La désertification commerciale des centres-villes n'est plus une tendance passagère, mais une mutation structurelle profonde. Alors que le taux de vacance des locaux en pied d'immeuble continue de progresser en France et en Europe, les investisseurs dans l'immobilier résidentiel doivent impérativement intégrer cette donne. La vitalité d'une rue commerçante conditionne désormais plus que jamais la valeur et l'attractivité des logements situés aux étages supérieurs.
La vacance commerciale s'enracine en France et en Europe
Les indicateurs du réseau Codata Digest, relayés par la Confédération des commerçants de France (CDF), confirment une dégradation continue. En 2025, le taux de vacance commerciale en pied d'immeuble - la configuration typique des centres-villes - a grimpé à 11,7 %, contre 10,8 % l'année précédente. À plus long terme, les données de la SCET montrent que la vacance moyenne est passée de 6,8 % à 11 % en dix ans, culminant à 13,8 % dans les communes moyennes (25 000 à 50 000 habitants).
Ce phénomène de déprise commerciale dépasse les frontières françaises et touche l'ensemble du continent européen, créant des points de vigilance majeurs pour les bailleurs.

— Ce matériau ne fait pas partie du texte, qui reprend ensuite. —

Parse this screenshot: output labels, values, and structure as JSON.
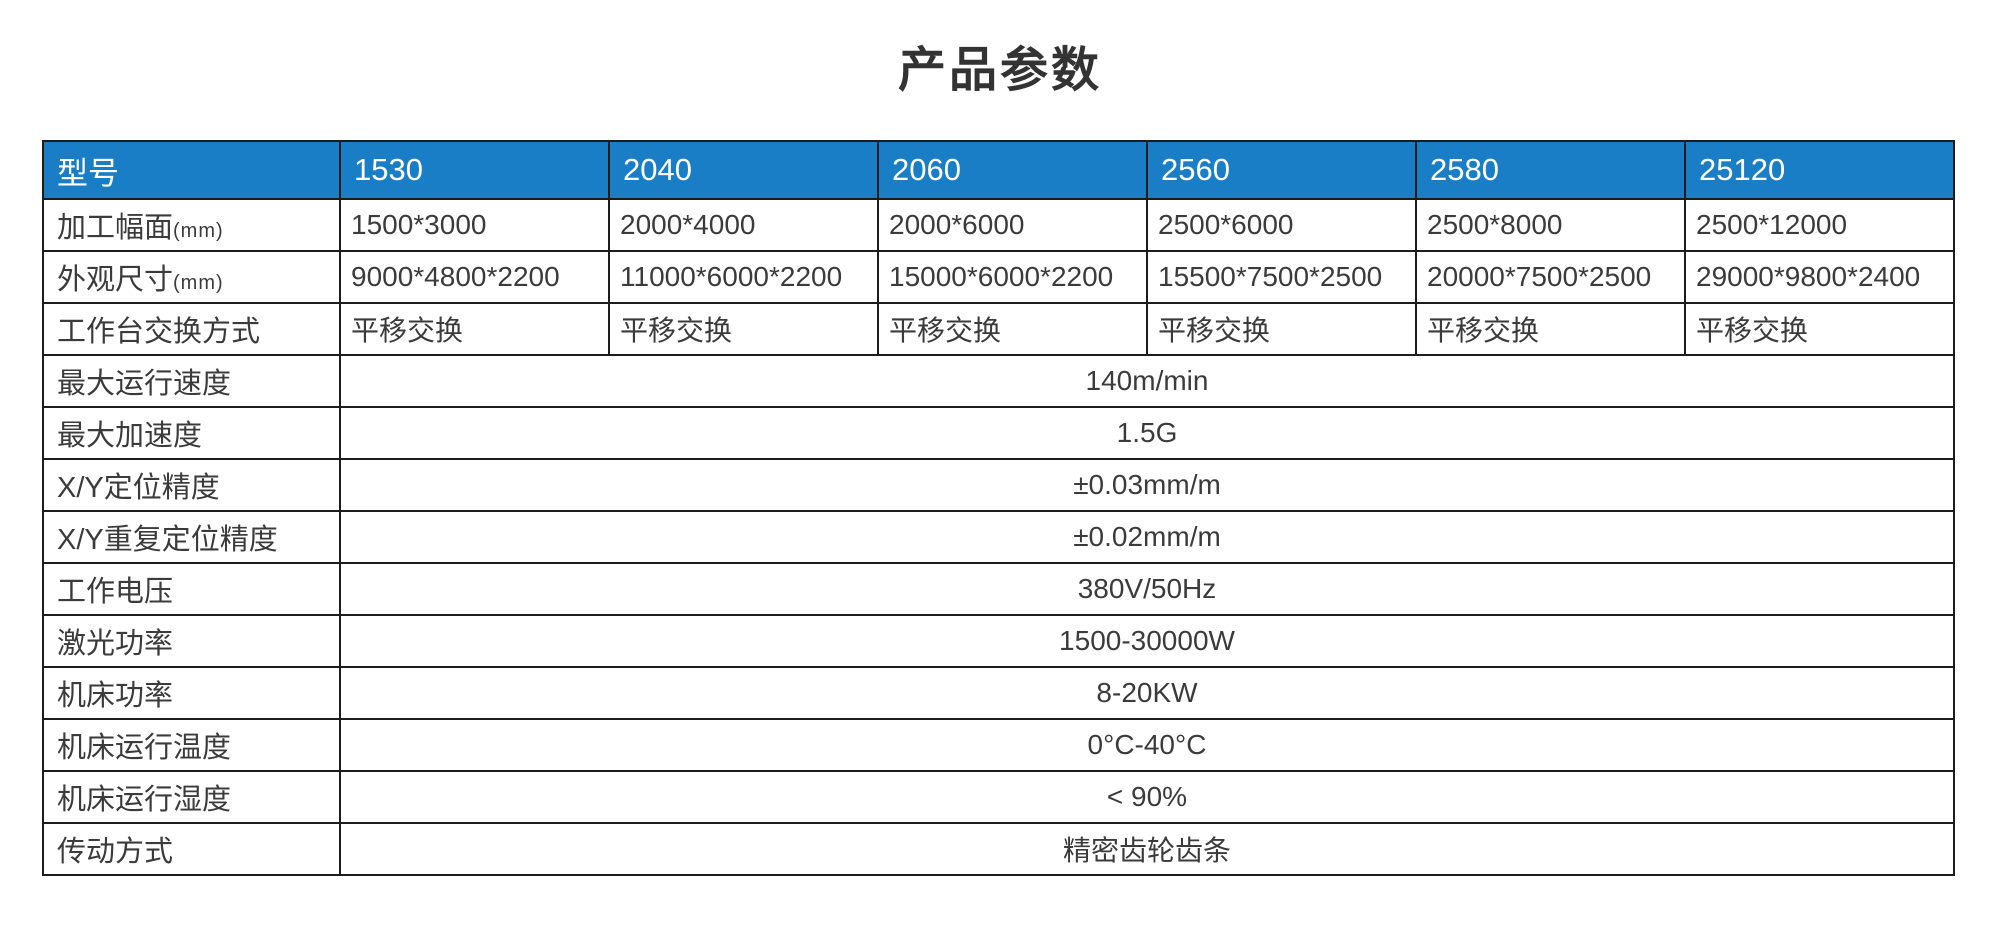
{
  "page": {
    "title": "产品参数"
  },
  "colors": {
    "header_bg": "#1a7ec6",
    "header_text": "#ffffff",
    "body_text": "#3b3b3b",
    "border": "#1c1c1c",
    "background": "#ffffff"
  },
  "table": {
    "header": {
      "cells": [
        "型号",
        "1530",
        "2040",
        "2060",
        "2560",
        "2580",
        "25120"
      ]
    },
    "spec_rows": [
      {
        "label": "加工幅面",
        "suffix": "(mm)",
        "values": [
          "1500*3000",
          "2000*4000",
          "2000*6000",
          "2500*6000",
          "2500*8000",
          "2500*12000"
        ]
      },
      {
        "label": "外观尺寸",
        "suffix": "(mm)",
        "values": [
          "9000*4800*2200",
          "11000*6000*2200",
          "15000*6000*2200",
          "15500*7500*2500",
          "20000*7500*2500",
          "29000*9800*2400"
        ]
      },
      {
        "label": "工作台交换方式",
        "suffix": "",
        "values": [
          "平移交换",
          "平移交换",
          "平移交换",
          "平移交换",
          "平移交换",
          "平移交换"
        ]
      }
    ],
    "merged_rows": [
      {
        "label": "最大运行速度",
        "value": "140m/min"
      },
      {
        "label": "最大加速度",
        "value": "1.5G"
      },
      {
        "label": "X/Y定位精度",
        "value": "±0.03mm/m"
      },
      {
        "label": "X/Y重复定位精度",
        "value": "±0.02mm/m"
      },
      {
        "label": "工作电压",
        "value": "380V/50Hz"
      },
      {
        "label": "激光功率",
        "value": "1500-30000W"
      },
      {
        "label": "机床功率",
        "value": "8-20KW"
      },
      {
        "label": "机床运行温度",
        "value": "0°C-40°C"
      },
      {
        "label": "机床运行湿度",
        "value": "< 90%"
      },
      {
        "label": "传动方式",
        "value": "精密齿轮齿条"
      }
    ]
  }
}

| Pays / Zone géographique | Taux de vacance commerciale constaté |
|---|---|
| Royaume-Uni (zones fragilisées) | Près de 20 % |
| Belgique | > 18 % |
| Allemagne | 10 à 15 % |
| France (Moyenne nationale en pied d'immeuble) | 11,7 % |
| Paris (Moyenne intra-muros) | 5,8 % |
Les risques collatéraux pour l'investisseur résidentiel
Pour un acheteur de logement locatif, la dégradation du tissu commercial d'une rue n'est pas neutre. Les locaux vides et les rideaux baissés entraînent une baisse mécanique du flux de piétons et une détérioration de l'image du quartier. À terme, cette perte d'attractivité se répercute sur le marché résidentiel environnant à travers une baisse de la demande locative et une pression à la baisse sur les loyers des appartements.
De plus, l'instabilité des commerces de centre-ville s'accélère : le taux de rotation des boutiques en pied d'immeuble a atteint 13,6 % en 2025, contre seulement 9,3 % pour les zones commerciales de périphérie. Cette précarité des baux commerciaux peut déstabiliser la copropriété et la vie de quartier.
Une hétérogénéité extrême : le cas de Paris et du luxe
Le déclin des centres-villes n'est pas uniforme. Les grandes métropoles et les axes de premier choix ("prime") affichent une excellente résilience. Selon le cabinet Knight Frank, la vacance commerciale à Paris a reculé à 5,8 % globalement, et tombe même à 4,5 % sur les grandes artères de prestige, portées par le dynamisme du secteur du luxe.
Cette polarisation crée un marché à deux vitesses : d'un côté, des métropoles attractives où les pieds d'immeubles conservent toute leur valeur marchande ; de l'autre, des villes moyennes dont les artères principales peinent à retenir les enseignes.
L'analyse du micro-marché, clé de voûte de l'investissement
Le commerce indépendant représentant encore 70 % des boutiques de centre-ville, il constitue le principal baromètre de la santé d'un quartier. Avant de contracter un crédit immobilier pour un investissement résidentiel, l'examen minutieux de l'environnement immédiat du bien s'impose :
- Le taux de locaux vides dans la rue et les axes adjacents ;
- La présence de projets municipaux ou collectifs de revitalisation urbaine ;
- La proximité des infrastructures clés (transports en commun, écoles, services publics) ;
- La dynamique démographique globale de la commune.